When it comes to traditional meat, most of the products are whole cuts, which have so far been challenging for alternative protein manufacturers to replicate. While many companies have been able to mimic the appearance, texture and taste of ground or processed products — like hamburgers, chicken nuggets or flaked tuna — turning alternative ingredients into a cut of meat like a steak, with a very distinct appearance and texture, has been trickier.
Meati takes mycelium, which is the long and fibrous root structure of mushrooms, and cultivates it. The resulting product arranges these fibrous roots to mimic muscle structure. Tyler Huggins, Meati’s CEO and co-founder, said at the virtual Future Food-Tech conference last month that it has a good health profile, with high protein, zinc and iron levels, as well as a variety of vitamins and minerals. And Meati can make these products fairly inexpensively, he said, making it cost competitive with traditional animal meat products.
According to the press release announcing the funding, four and a half ounces of Meati steak offers 25 grams of complete protein and more than one third of daily fiber needs. The company’s processes are efficient and sustainable. At scale, Meati can produce the meat equivalent of 4,500 cows every 24 hours, the company says, using less than 1% of the water and land as traditional animal-based meat.
Meati is in the final development stages of creating its analogs of chicken breast, steak and jerky, the release noted. Future products include pork tenderloin and deli meat.
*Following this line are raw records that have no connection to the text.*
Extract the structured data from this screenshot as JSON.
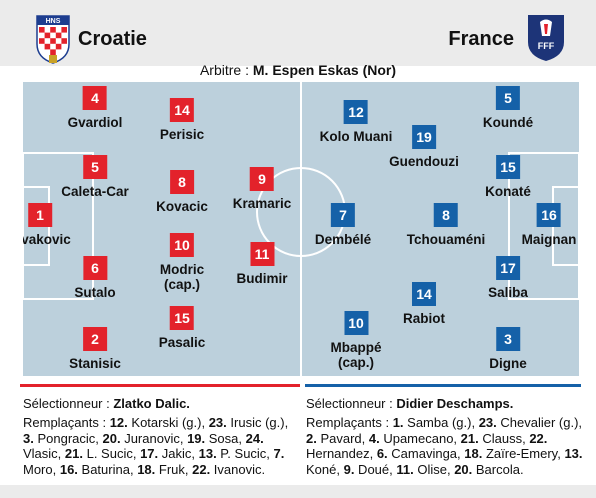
{
  "header": {
    "home_team": "Croatie",
    "away_team": "France",
    "home_crest_letters": "HNS",
    "away_crest_letters": "FFF"
  },
  "referee": {
    "label": "Arbitre : ",
    "name": "M. Espen Eskas (Nor)"
  },
  "home": {
    "players": [
      {
        "num": "1",
        "name": "Livakovic"
      },
      {
        "num": "2",
        "name": "Stanisic"
      },
      {
        "num": "4",
        "name": "Gvardiol"
      },
      {
        "num": "5",
        "name": "Caleta-Car"
      },
      {
        "num": "6",
        "name": "Sutalo"
      },
      {
        "num": "8",
        "name": "Kovacic"
      },
      {
        "num": "10",
        "name": "Modric",
        "extra": "(cap.)"
      },
      {
        "num": "14",
        "name": "Perisic"
      },
      {
        "num": "15",
        "name": "Pasalic"
      },
      {
        "num": "9",
        "name": "Kramaric"
      },
      {
        "num": "11",
        "name": "Budimir"
      }
    ],
    "coach_label": "Sélectionneur : ",
    "coach_name": "Zlatko Dalic.",
    "subs_label": "Remplaçants : ",
    "subs": [
      {
        "n": "12.",
        "t": " Kotarski (g.), "
      },
      {
        "n": "23.",
        "t": " Irusic (g.), "
      },
      {
        "n": "3.",
        "t": " Pongracic, "
      },
      {
        "n": "20.",
        "t": " Juranovic, "
      },
      {
        "n": "19.",
        "t": " Sosa, "
      },
      {
        "n": "24.",
        "t": " Vlasic, "
      },
      {
        "n": "21.",
        "t": " L. Sucic, "
      },
      {
        "n": "17.",
        "t": " Jakic, "
      },
      {
        "n": "13.",
        "t": " P. Sucic, "
      },
      {
        "n": "7.",
        "t": " Moro, "
      },
      {
        "n": "16.",
        "t": " Baturina, "
      },
      {
        "n": "18.",
        "t": " Fruk, "
      },
      {
        "n": "22.",
        "t": " Ivanovic."
      }
    ]
  },
  "away": {
    "players": [
      {
        "num": "12",
        "name": "Kolo Muani"
      },
      {
        "num": "19",
        "name": "Guendouzi"
      },
      {
        "num": "7",
        "name": "Dembélé"
      },
      {
        "num": "8",
        "name": "Tchouaméni"
      },
      {
        "num": "14",
        "name": "Rabiot"
      },
      {
        "num": "10",
        "name": "Mbappé",
        "extra": "(cap.)"
      },
      {
        "num": "5",
        "name": "Koundé"
      },
      {
        "num": "15",
        "name": "Konaté"
      },
      {
        "num": "17",
        "name": "Saliba"
      },
      {
        "num": "3",
        "name": "Digne"
      },
      {
        "num": "16",
        "name": "Maignan"
      }
    ],
    "coach_label": "Sélectionneur : ",
    "coach_name": "Didier Deschamps.",
    "subs_label": "Remplaçants : ",
    "subs": [
      {
        "n": "1.",
        "t": " Samba (g.), "
      },
      {
        "n": "23.",
        "t": " Chevalier (g.), "
      },
      {
        "n": "2.",
        "t": " Pavard, "
      },
      {
        "n": "4.",
        "t": " Upamecano, "
      },
      {
        "n": "21.",
        "t": " Clauss, "
      },
      {
        "n": "22.",
        "t": " Hernandez, "
      },
      {
        "n": "6.",
        "t": " Camavinga, "
      },
      {
        "n": "18.",
        "t": " Zaïre-Emery, "
      },
      {
        "n": "13.",
        "t": " Koné, "
      },
      {
        "n": "9.",
        "t": " Doué, "
      },
      {
        "n": "11.",
        "t": " Olise, "
      },
      {
        "n": "20.",
        "t": " Barcola."
      }
    ]
  },
  "colors": {
    "home_accent": "#e3222b",
    "away_accent": "#1561a8",
    "pitch": "#bcd0dc"
  }
}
Once a process used only for transformation of traditional foods — including yogurt, beer and kimchi — fermentation has become a vital process to the future of food. In a few years, it’s gone from a process used by only a few businesses, including British meat analog company Quorn, to what the Good Food Institute described last year as the “next pillar” of alternative protein in its first report detailing the process and the companies using it.
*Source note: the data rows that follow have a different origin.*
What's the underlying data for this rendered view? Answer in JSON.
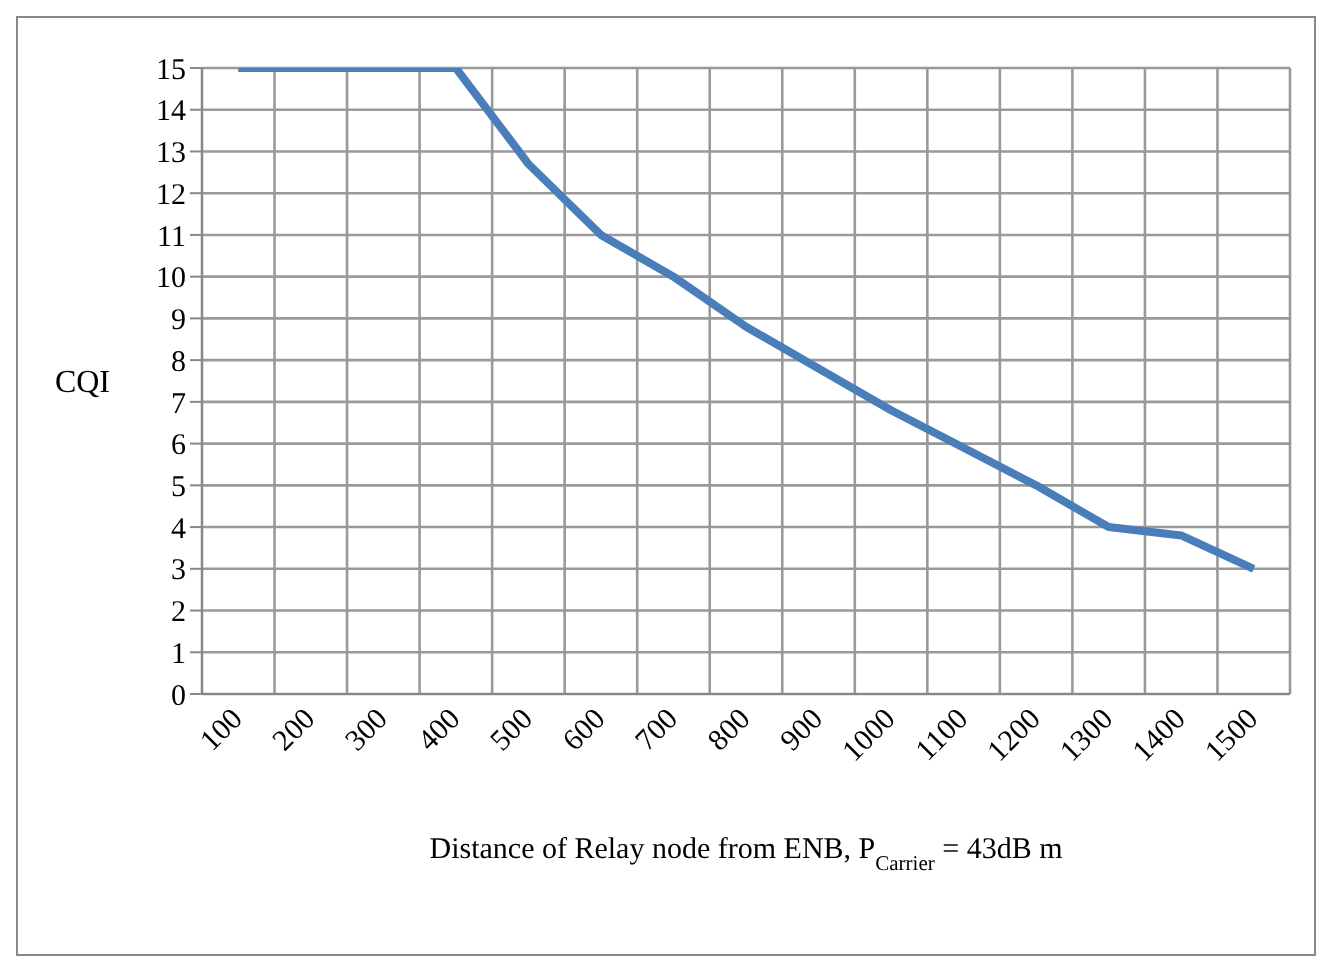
{
  "chart_data": {
    "type": "line",
    "xlabel": "Distance of Relay node from ENB, P$_{Carrier}$ = 43dB m",
    "ylabel": "CQI",
    "categories": [
      "100",
      "200",
      "300",
      "400",
      "500",
      "600",
      "700",
      "800",
      "900",
      "1000",
      "1100",
      "1200",
      "1300",
      "1400",
      "1500"
    ],
    "series": [
      {
        "color": "#4a7ebb",
        "values": [
          15,
          15,
          15,
          15,
          12.7,
          11,
          10,
          8.8,
          7.8,
          6.8,
          5.9,
          5,
          4,
          3.8,
          3
        ]
      }
    ],
    "ylim": [
      0,
      15
    ],
    "yticks": [
      0,
      1,
      2,
      3,
      4,
      5,
      6,
      7,
      8,
      9,
      10,
      11,
      12,
      13,
      14,
      15
    ],
    "grid": true,
    "legend": false,
    "marker": "none",
    "line_style": "solid"
  }
}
The fermentation space has been so hot that the only things likely to be still accurate in that report, which was published in September 2020, are the descriptions of different types of fermentation.
Funding has exploded in this space, with large rounds this year coming for companies including Meati, Atlast, which will use mycelium to make a bacon alternative and Air Protein, which takes fermentation to turn carbon dioxide into something edible. There have been new partnerships, including Unilever’s agreement with fermented ingredient provider Enough. And new players have entered the fermentation space, including established player The Better Meat Company, which unveiled a stealth-developed fermented analog business last month.
With this funding, Meati may be among the first of the next generation of fermented meat analogs on the market, but it certainly will have plenty of company soon afterward.